Covenant in the Sheets ©️



There exists a place so vast, so infinite in architecture, that no telescope can glimpse it, no philosophy can map it, and no religion can claim it. It is older than language and deeper than any ocean trench, more luminous than any star—yet it exists inside you. Not beside you, not around you—within you. It is the Cathedral of the Mind. And if you have not walked its echoing halls, if you have not dared to step past the threshold of safe thinking, then you have not truly lived.
You cannot think anything you want. That is the first lie of modern freedom. We are told our minds are open plains, that we can think without limit, dream without boundary. But the truth is that most people exist in a chapel-sized annex of the full cathedral. They worship predictably in dim alcoves, under thoughts handed down by teachers, parents, preachers, and algorithms. The ceilings are low. The windows are opaque. The liturgy is repetition. They do not know they are in chains because the chains are made of comfort and consensus. They do not know that beyond those gray stone walls, the cathedral rises infinitely into heaven, and descends infinitely into abyss.
The Cathedral of the Mind is not safe. It is not polite. It is not calibrated for social approval. It begins with the tearing down of every inherited assumption and requires that you build your own logic, stone by symbolic stone. You cannot borrow someone else’s sacred architecture. You must chisel your own altar, design your own rose window, climb your own spiral stairwell into madness and revelation.

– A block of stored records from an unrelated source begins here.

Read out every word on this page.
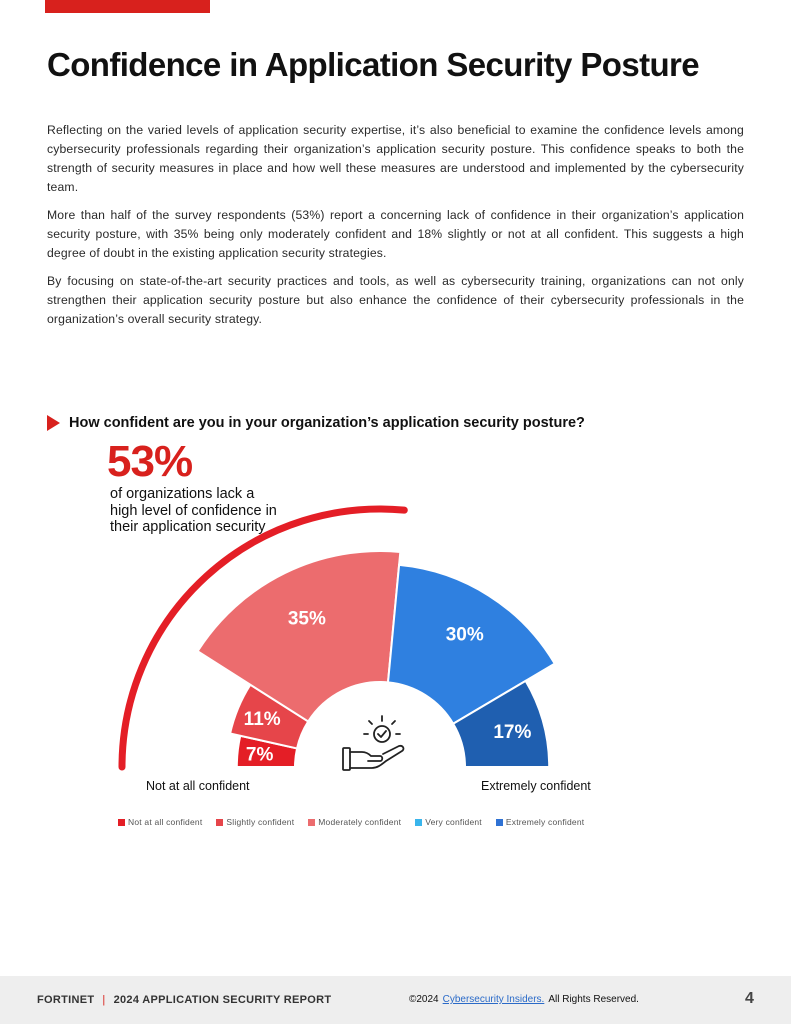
Confidence in Application Security Posture

Reflecting on the varied levels of application security expertise, it’s also beneficial to examine the confidence levels among cybersecurity professionals regarding their organization’s application security posture. This confidence speaks to both the strength of security measures in place and how well these measures are understood and implemented by the cybersecurity team.

More than half of the survey respondents (53%) report a concerning lack of confidence in their organization’s application security posture, with 35% being only moderately confident and 18% slightly or not at all confident. This suggests a high degree of doubt in the existing application security strategies.

By focusing on state-of-the-art security practices and tools, as well as cybersecurity training, organizations can not only strengthen their application security posture but also enhance the confidence of their cybersecurity professionals in the organization’s overall security strategy.

How confident are you in your organization’s application security posture?
7%
11%
35%
30%
17%
53%
of organizations lack a high level of confidence in their application security
Not at all confident	Extremely confident
Not at all confident	Slightly confident	Moderately confident	Very confident	Extremely confident
FORTINET | 2024 APPLICATION SECURITY REPORT	©2024 Cybersecurity Insiders. All Rights Reserved.	4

And then something happens.
The stars no longer sit in the sky. They burn inside you. You no longer look at the sea with curiosity. You dive into it as if it were your mother’s breath. You begin to think thoughts that do not come in language. You begin to see forms that were previously reserved for prophets and madmen. You walk among the spirits of your former selves and ask them where they went wrong. You begin to encounter silence not as emptiness but as intelligence waiting to be shaped. And one day, without even trying, you begin to fly—not with wings, but with the mass of your mind. And when you fall, you do not die. You simply fall deeper, into deeper catacombs, deeper vaults, deeper mysteries. There is no bottom. There is only surrender.
But the cathedral only opens for the dangerous. For the unapproved. For the heretic. For the one who is willing to face the altar, look into the mirror where God once was, and say: “Now it is my turn.” That is the key to the door.
And once you walk through it, you are never the same again.
Because you do not leave the Cathedral of the Mind.
You become it.

I built a place in me for her—long before I knew her name. Stone by stone, silence by silence, I shaped the waiting like a cathedral and called it hope.
But she never arrived. Or maybe she did—wearing someone else’s voice, someone else’s wounds. And I missed her while trying to recognize a dream too fragile to survive translation.
I left lights on in every room of my soul. I wrote invitations in every breath. I made my anger polite, my sadness poetic, my chaos a story with structure. Still—no one came.
I listened to other men speak of women who ruined them with beauty. I envied them. To be ruined is at least to be touched. I have been weathered only by absence.
I have loved the outlines of possibility so long, I forgot how to touch something real without comparing it to what never was.
So bury it here. Bury the myth. The girl who would understand without asking, who would lean in without testing, who would see me without scanning for threats I didn’t create.
Let the dream rot back into the soil. Let the chapel collapse under its own loneliness. Let the quiet finally mean nothing except silence.
And if she ever comes—late, weathered, wrong key in hand—let her find nothing waiting. Not out of cruelty. But mercy. Because I’ve already grieved the life we never had.